Energy and emotion are two tenants that sing throughout the entirety of Mære: coursing through every vessel of the vitriol with a chaotic, yet somehow controlled, reckless abandon. A scattered symphony that mercilessly scars the listener and refuses to let go as the flames engulf all we ever knew.
Hyperbole aside, it’s challenging to know exactly what speaks to the soul of Mære the loudest. Sing For The Damage We’ve Done could easily be a contender, alongside the trailing majesty of I’m All About The Dusk. The former melding a gorgeous culmination of moody post-rock atmospheric dissonant chords; the intro expressly playing to the strengths of both genres emphatically.
It stands to reason that two of my favourite bands also exist in this class between categories, Alcest and Ghost Bath, the former invocative of the elegance of the combination, and the latter masterfully retaining the bite and bile in equal accord. Harakiri strikes a balance, and a metaphorical match, between both extremes.
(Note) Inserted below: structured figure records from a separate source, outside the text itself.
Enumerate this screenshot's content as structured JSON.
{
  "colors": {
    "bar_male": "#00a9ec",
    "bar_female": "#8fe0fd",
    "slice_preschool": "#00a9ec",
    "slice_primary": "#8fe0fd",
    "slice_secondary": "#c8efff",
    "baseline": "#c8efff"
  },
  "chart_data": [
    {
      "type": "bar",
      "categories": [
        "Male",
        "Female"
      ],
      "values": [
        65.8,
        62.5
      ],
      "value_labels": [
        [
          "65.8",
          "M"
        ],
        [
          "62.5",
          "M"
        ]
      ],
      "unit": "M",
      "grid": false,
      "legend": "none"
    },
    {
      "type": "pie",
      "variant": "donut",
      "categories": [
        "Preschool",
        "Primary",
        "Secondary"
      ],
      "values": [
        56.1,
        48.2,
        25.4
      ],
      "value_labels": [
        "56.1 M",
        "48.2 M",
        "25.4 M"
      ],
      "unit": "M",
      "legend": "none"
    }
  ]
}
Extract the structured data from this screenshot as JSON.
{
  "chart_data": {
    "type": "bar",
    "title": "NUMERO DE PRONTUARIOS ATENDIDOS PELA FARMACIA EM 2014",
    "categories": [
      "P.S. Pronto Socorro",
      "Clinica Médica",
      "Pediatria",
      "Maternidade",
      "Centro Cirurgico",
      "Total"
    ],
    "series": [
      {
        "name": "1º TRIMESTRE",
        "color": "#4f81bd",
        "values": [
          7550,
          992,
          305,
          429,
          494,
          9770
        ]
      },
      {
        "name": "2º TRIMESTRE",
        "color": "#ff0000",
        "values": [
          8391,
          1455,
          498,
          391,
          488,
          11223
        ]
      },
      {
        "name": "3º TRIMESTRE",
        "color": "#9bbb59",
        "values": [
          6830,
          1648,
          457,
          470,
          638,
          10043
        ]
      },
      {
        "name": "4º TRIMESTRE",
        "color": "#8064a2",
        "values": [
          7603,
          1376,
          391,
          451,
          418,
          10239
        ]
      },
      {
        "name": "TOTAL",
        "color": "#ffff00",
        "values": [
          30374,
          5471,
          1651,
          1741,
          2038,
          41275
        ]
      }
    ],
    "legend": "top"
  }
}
A lengthy record of this persuasion, close to 90 minutes all told, the most pressing point regarding the record is how that extended runtime essentially disappears passed the first few minutes. This is especially inspiring when judging the individual merits of both black metal and metallic hardcore as separate beasts; both sub-genres normally ranging around the 30-minute mark, and yet, in true testament to the songwriting prowess of the duo, that time is spent majestically.
Us Against December Skies tells a particularly poignant story that is all too familiar to those who have experienced this kind of loss in our lives; “So, this was us my dear, us against December skies, I’ve spent my happiest days here, carry us forever in your heart.” Sincerity and heart have always been at the core of Harakiri’s ethos, but it may have never been so perfectly expressed until now.
Three Empty Words is a track that resonated with me profusely, I’ve found myself mulling over many of the lines spoken in that harsh hardcore bark; “Let’s drink on our mistakes”. Now, as I evaluate the state of the world around me, somehow Harakiri for the Sky have embodied the modern insidious darkness that permeates our modern world. It’s every bit as frostbitten as Funeral Mist, just as exalted as Emperor, and as blistering as the best of Burzum ever was.